NEW DELHI

Advani's address stumps BJP cadres

LUCKNOW Oct. 3. The new kind of relationship articulated by the Bharatiya Janata Party national leadership that seems to have accepted the hegemony of the Bahujan Samaj Party in the political life of Uttar Pradesh has left the saffron forces confused. The party cadres here have failed to precisely interpret the message in the address of the Deputy Prime Minister, L K Advani, at the BSP rally here this past week-end when he overtly accepted the superiority of the BSP ideology. Mr Advani not only extended his support to a political ally in condemning certain uncharitable remarks made by the Samajwadi Party leader, Mulayam Singh Yadav, against Bhimrao Ambedker but in a way also accepted the weaknesses of his own party ideology and recognised its failures.
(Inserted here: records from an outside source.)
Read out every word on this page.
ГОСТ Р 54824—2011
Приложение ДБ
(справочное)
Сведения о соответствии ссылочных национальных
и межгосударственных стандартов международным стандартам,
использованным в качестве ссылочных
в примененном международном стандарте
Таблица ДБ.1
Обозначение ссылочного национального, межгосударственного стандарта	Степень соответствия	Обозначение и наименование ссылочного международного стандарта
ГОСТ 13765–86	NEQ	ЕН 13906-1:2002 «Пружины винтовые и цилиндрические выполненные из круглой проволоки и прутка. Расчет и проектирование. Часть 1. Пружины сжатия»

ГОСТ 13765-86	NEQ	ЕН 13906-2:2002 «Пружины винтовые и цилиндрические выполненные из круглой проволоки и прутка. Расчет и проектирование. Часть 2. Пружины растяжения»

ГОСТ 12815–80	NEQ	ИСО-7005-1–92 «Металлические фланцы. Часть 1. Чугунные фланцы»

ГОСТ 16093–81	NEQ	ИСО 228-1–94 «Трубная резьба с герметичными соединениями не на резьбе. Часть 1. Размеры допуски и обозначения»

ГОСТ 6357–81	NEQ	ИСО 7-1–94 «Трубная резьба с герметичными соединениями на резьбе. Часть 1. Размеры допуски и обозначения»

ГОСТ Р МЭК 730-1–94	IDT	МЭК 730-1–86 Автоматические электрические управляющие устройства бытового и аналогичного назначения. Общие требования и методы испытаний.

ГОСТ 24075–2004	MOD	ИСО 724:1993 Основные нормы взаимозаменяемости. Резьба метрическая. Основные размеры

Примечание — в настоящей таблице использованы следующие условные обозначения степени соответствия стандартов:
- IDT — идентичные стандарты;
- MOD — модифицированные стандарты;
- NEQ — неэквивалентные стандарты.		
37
During his address Mr Advani proclaimed that the BSP rally was the largest ever held in Lucknow and attributed this success to the Dalit movement that had inspired the milling crowds to flock in.

"The huge crowds do not prove only the power of the political party that has organised the rally but also the strength of the movement that has inspired the participants,'' he said.

Was it not an acknowledgment on the part of Mr Advani that the forces of Hindutva had failed to gain the confidence of the scheduled castes which were reluctant to shout "Garva se kaho ham Hindu hain'' (Say with pride that I am a Hindu), a slogan so fondly coined by the BJP and allied organisations during the Ayodhya movement? Also, did not his unqualified praise showered on the BSP amount to acceptance of the fact that the BSP ideology had a greater force to attract the Dalit masses despite the BJP making all-out efforts to build a new social order on the foundations of its concept of cultural nationalism. Did the BJP concept of cultural nationalism not have adequate space to accommodate the elements of Dalit consciousness as part of an all-encompassing Hinduism?

Natural questions like these arising out of the articulations of Mr Advani have remained unanswered. And if legitimacy of the BSP as an exclusive source of inspiration for the Dalits is accepted, the ideal of cultural nationalism could be achieved only through a permanent confederation of the BJP and the BSP. That only seals the fate of the BJP, doomed to political subordination to the BSP.

Mr Advani's advice to his party workers and leaders to stand on a higher pedestal of political morality as people belonging to "the party with a difference'' has also not gone well with the cadres. There cannot be two different yardsticks to define the behavioural pattern of party leaders - one for those enjoying the powers and privileges as part of the Government and the other for those kept aloof from the centres of power -- goes the argument.

BJP Ministers and others who have manipulated their connections to acquire positions in the State or Central governments do not look different from people enjoying similar position in other parties. The evils of corruption, nepotism and misuse of authority are as rampant among BJP functioneries as among any other party.

"The advice to the party's common workers to exercise restraint thus amounts to nothing worthwhile'' has been the general reaction of BJP workers here to Mr Advani's advice.